Ma aldilà degli aspetti legali restano tutti quelli politici. Resta il fatto che in Emilia Romagna col 38,9% il PD non trovi un assessore regionale, un sindaco, un parlamentare, un segretario persino un passante per sostituire dopo 10 anni il presidente della Regione; di più non ponga nemmeno una riflessione (almeno a livello nazionale) sull’oppportunità di sfidare una norma dello Stato e che, nel caso si decidesse a sfidarla, lo faccia a viso aperto motivando politicamente la scelta e affrontando per esempio la questione del limite di mandato, per esempio, proponendo la modifica della legge e dicendo che, per il PD, è una cosa sbagliata quella norma.

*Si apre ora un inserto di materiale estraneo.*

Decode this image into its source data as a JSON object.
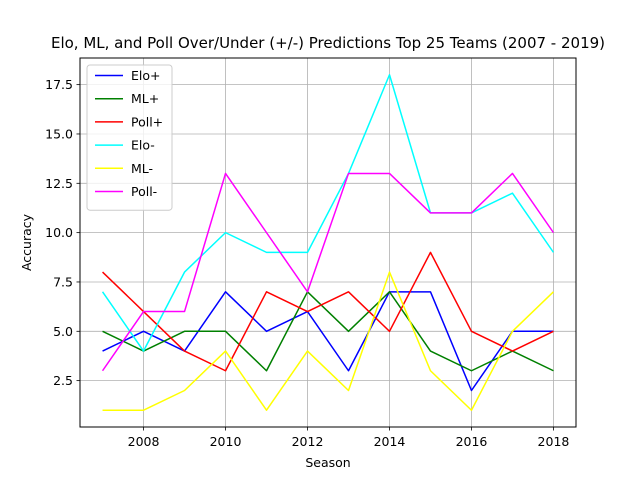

Invece no, si ricandida Errani nel silenzio generale, dando per scontata la cosa. Magari facendo spallucce e difendendosi con il dire che non c’era niente di meglio (col 38,9% dei consensi) oppure, un po’ più sinceramente, dicendo “ma a Errani se non gli facciamo fare il Presidente non possiamo offrirgli nient’altro”. E il PD lo fa mentre contemporaneamente pone, sacrosantamente, il tema della legalità e della pulizia del Paese.

In tutto questo anche l’integerrima IDV, ancor prima della “svolta di Salerno” dipietrista, non trova nulla da ridire, così come il resto degli alleati.

Gli emiliani avranno dunque per almeno un quindicennio un buon presidente di Regione e un partito egemone che li amministrerà fondamentalmente bene, ma che spaccerà loro la sua Ragion di Stato per Senso dello Stato.